One of his best friends titled his "memory" this way:
"A Gingerly Generous Giant"
He went on to explain it like this:
"Gingerly? Yes, he was gentle, cautious, careful and delicate in his dealings with others. Generous? Yes, in spiritual things, in material blessings and in spirit. A Giant? Certainly he was that in his undying devotion to God, to his family, to his friends and to all mankind. He was a kind, loving and compassionate person and we're glad that we were counted among his circle of friends."
The following are just simply words that people used to describe him.
"The wisest and kindest man I know!"
"He always had words of comfort and encouragement when I needed it."
"Porter was an encourager. He saw life in beauty and felt other people should to, so he encouraged us to so live."
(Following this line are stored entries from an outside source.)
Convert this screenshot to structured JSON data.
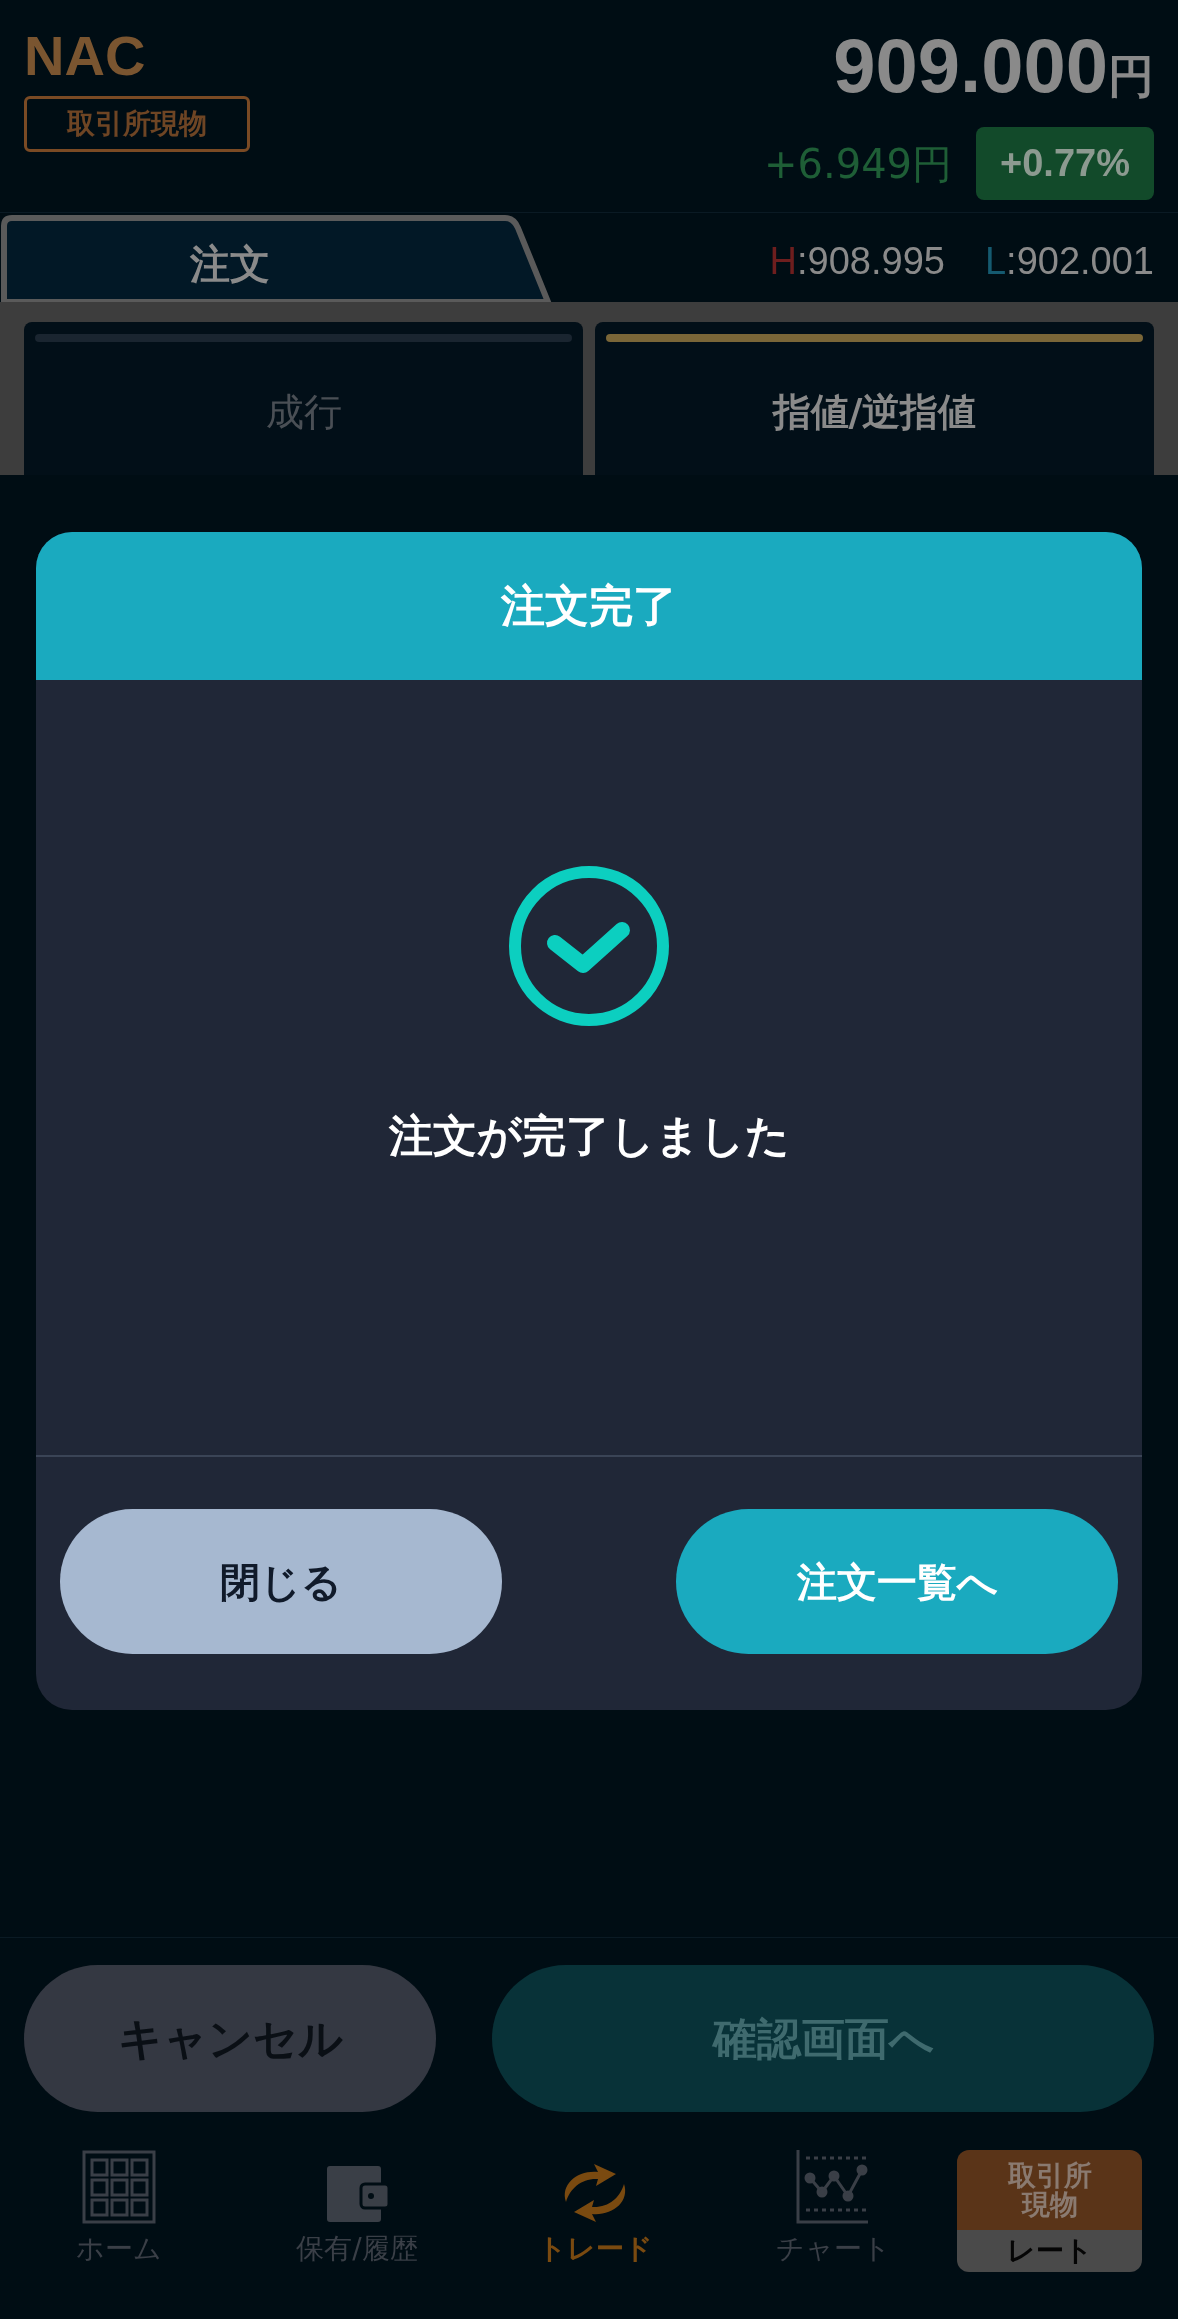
{
  "header": {
    "symbol": "NAC",
    "market_badge": "取引所現物",
    "price": "909.000",
    "price_unit": "円",
    "change": "+6.949円",
    "change_percent": "+0.77%"
  },
  "tab": {
    "label": "注文"
  },
  "high_low": [
    {
      "kind": "high",
      "letter": "H",
      "value": ":908.995"
    },
    {
      "kind": "low",
      "letter": "L",
      "value": ":902.001"
    }
  ],
  "order_types": [
    {
      "label": "成行",
      "selected": false
    },
    {
      "label": "指値/逆指値",
      "selected": true
    }
  ],
  "dialog": {
    "title": "注文完了",
    "message": "注文が完了しました",
    "buttons": [
      {
        "kind": "secondary",
        "label": "閉じる"
      },
      {
        "kind": "primary",
        "label": "注文一覧へ"
      }
    ]
  },
  "actions": [
    {
      "kind": "secondary",
      "label": "キャンセル"
    },
    {
      "kind": "primary",
      "label": "確認画面へ"
    }
  ],
  "nav": [
    {
      "kind": "home",
      "label": "ホーム",
      "selected": false
    },
    {
      "kind": "wallet",
      "label": "保有/履歴",
      "selected": false
    },
    {
      "kind": "trade",
      "label": "トレード",
      "selected": true
    },
    {
      "kind": "chart",
      "label": "チャート",
      "selected": false
    }
  ],
  "rate_badge": {
    "top": "取引所現物",
    "bottom": "レート"
  }
}
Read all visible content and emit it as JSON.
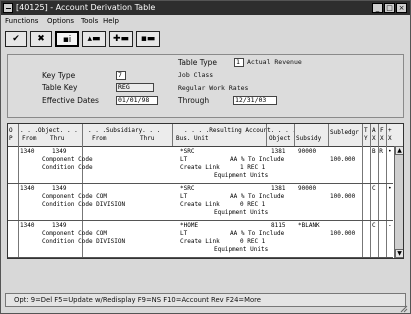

"He would always tell me how I had a pretty smile, but to me it was his smile that was pretty. His eyes would light up when he smiled. I can still hear him say, "Come sit girl and let's visit."
My own memories of Daddy were summarized in a "Thank You Daddy" letter that I had given him for Father's Day back in 1986.
The final line went like this:
"...for giving to us all the greatest gift one person can give another - an example of God's love."
To us girls he was the best Daddy anyone could have had. He was the model of Daddy to our friends. He was the model for the man we hoped to marry one day. He passed on his great love for people to us. His love of nature and for animals. He exhibited unconditional love and acceptance not only to us but to everyone with whom he came in contact. He showed us Jesus every day of our lives.
Perhaps the most comprehensive and most sincere and inciteful look at who Daddy truly was, was from our Mother. They had just celebrated their 50th wedding anniversary a month before his death.
Theirs is the most beautiful love story that lasted until Mother's death in 2005. Yet, it lives on in each of us who knew and loved them and were touched by them.
"Porter, a man! Gentle, loving, kind patient, unselfish and yet so strong, uncompromising in his convictions, always hopeful. Committed first to God, then to us. How else could it have been the supreme life?"
"Porter, a teacher! Not only was he my pastor for 50 years and a teacher in spiritual matters but he taught me many things: to see beauty and appreciate it in everything around us....very few days passed in those 50 years that he did not bring me a flower or maybe a pretty leaf and would say, 'this says I love you!''
"Porter, ever hopeful! Hope was a vital quality in Porter's life. There was always that assurance that God was in control and would supply all we needed.
"Porter, the romantic! Yes, the lover, the poet, the dreamer. What a three month courtship that was! I have kept and will pass on the love letters from that time and it is only as you read them that you will know that part of this man.
"Porter the father and grandfather! Oh how proud he was of his three girls. He was interested in every phase of their lives. He was never too busy to listen or counsel or to encourage. He saw each son-in-law as the special 'chosen ones'.
"The crowning glory for him were his grandchildren. Oh how he loved and cherished his 'grands' and sought to develop the character traits he saw in each one.
"WHAT A MAN!"
Yes, what a man, what a Daddy, Grandfather, and friend he was. I want to believe that he continues to live on through those he left behind.